Additional Insights:
A. The attackers spent a minimum of six weeks within the network conducting reconnaissance and exfiltrating data before directly contacting the victim doctor for ransom.
B. The hackers targeted patients directly by posting sensitive Personally Identifiable Information (PII) and pictures from pre and post-operation procedures on a dedicated website. This site was designed to extort cryptocurrency-based ransoms from patients while simultaneously cross-extorting patients against the doctors.
C. The hackers, notably, did not lock the victim doctor out of the network but strategically exfiltrated a majority of patient records. These records were subsequently used on external extortion websites, showcasing a calculated and deliberate approach to maximize the impact of their actions.
Extended Intrusion:
Additionally, the attackers went beyond compromising patient data. They utilized personal information from the doctor’s cell phone and/or laptops to integrate details and pictures of the doctor into the mix of information being used in criminal blackmail and extortion.
Financial Implications:
Due to the daily fees imposed by regulators for HIPAA violations – broken down by each piece of PII, each patient, and each day the violations occur – the financial impact of this cyberattack is substantial. Potential fees can quickly accumulate to millions of dollars when both federal and state regulators are involved. This doesn’t account for the additional costs associated with legal representation – and the financial burden on insurers as well when the victim is insured.
Digijaks Group’s Response:
Engaged as the incident responder, Digijaks Group, LLC, executed a meticulous response strategy. This encompassed immediate containment, forensic analysis, and collaboration with law enforcement agencies. The firm also played a pivotal role in assisting the affected plastic surgery centers in implementing robust security measures to mitigate future incidents.
Outcome and Lessons Learned:
The collaborative efforts between Digijaks Group and the affected entities led to the successful containment of the incident. This case study emphasizes the imperative need for heightened cybersecurity measures within the healthcare sector, particularly for plastic surgery centers dealing with sensitive patient information and under constant HIPAA data and information constraints.

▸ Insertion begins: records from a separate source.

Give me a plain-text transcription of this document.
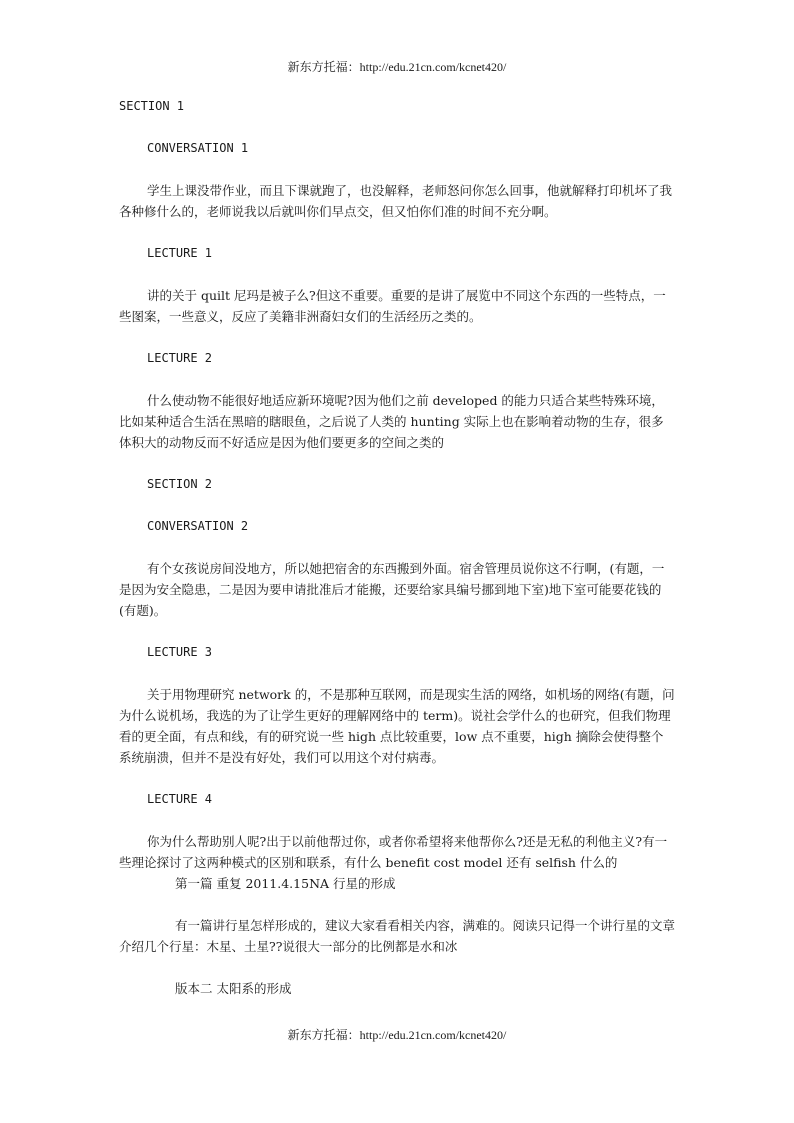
新东方托福：http://edu.21cn.com/kcnet420/

SECTION 1

CONVERSATION 1

学生上课没带作业，而且下课就跑了，也没解释，老师怒问你怎么回事，他就解释打印机坏了我各种修什么的，老师说我以后就叫你们早点交，但又怕你们准的时间不充分啊。

LECTURE 1

讲的关于 quilt 尼玛是被子么?但这不重要。重要的是讲了展览中不同这个东西的一些特点，一些图案，一些意义，反应了美籍非洲裔妇女们的生活经历之类的。

LECTURE 2

什么使动物不能很好地适应新环境呢?因为他们之前 developed 的能力只适合某些特殊环境，比如某种适合生活在黑暗的瞎眼鱼，之后说了人类的 hunting 实际上也在影响着动物的生存，很多体积大的动物反而不好适应是因为他们要更多的空间之类的

SECTION 2

CONVERSATION 2

有个女孩说房间没地方，所以她把宿舍的东西搬到外面。宿舍管理员说你这不行啊，(有题，一是因为安全隐患，二是因为要申请批准后才能搬，还要给家具编号挪到地下室)地下室可能要花钱的(有题)。

LECTURE 3

关于用物理研究 network 的，不是那种互联网，而是现实生活的网络，如机场的网络(有题，问为什么说机场，我选的为了让学生更好的理解网络中的 term)。说社会学什么的也研究，但我们物理看的更全面，有点和线，有的研究说一些 high 点比较重要，low 点不重要，high 摘除会使得整个系统崩溃，但并不是没有好处，我们可以用这个对付病毒。

LECTURE 4

你为什么帮助别人呢?出于以前他帮过你，或者你希望将来他帮你么?还是无私的利他主义?有一些理论探讨了这两种模式的区别和联系，有什么 benefit cost model 还有 selfish 什么的

第一篇 重复 2011.4.15NA 行星的形成

有一篇讲行星怎样形成的，建议大家看看相关内容，满难的。阅读只记得一个讲行星的文章介绍几个行星：木星、土星??说很大一部分的比例都是水和冰

版本二 太阳系的形成

新东方托福：http://edu.21cn.com/kcnet420/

This comprehensive case study serves as a stark reminder of the evolving tactics employed by cybercriminals, underscoring the global imperative for collaboration and proactive cybersecurity measures in safeguarding sensitive healthcare information. The financial ramifications of HIPAA violations further underscore the critical need for comprehensive security strategies in the face of sophisticated cyber threats.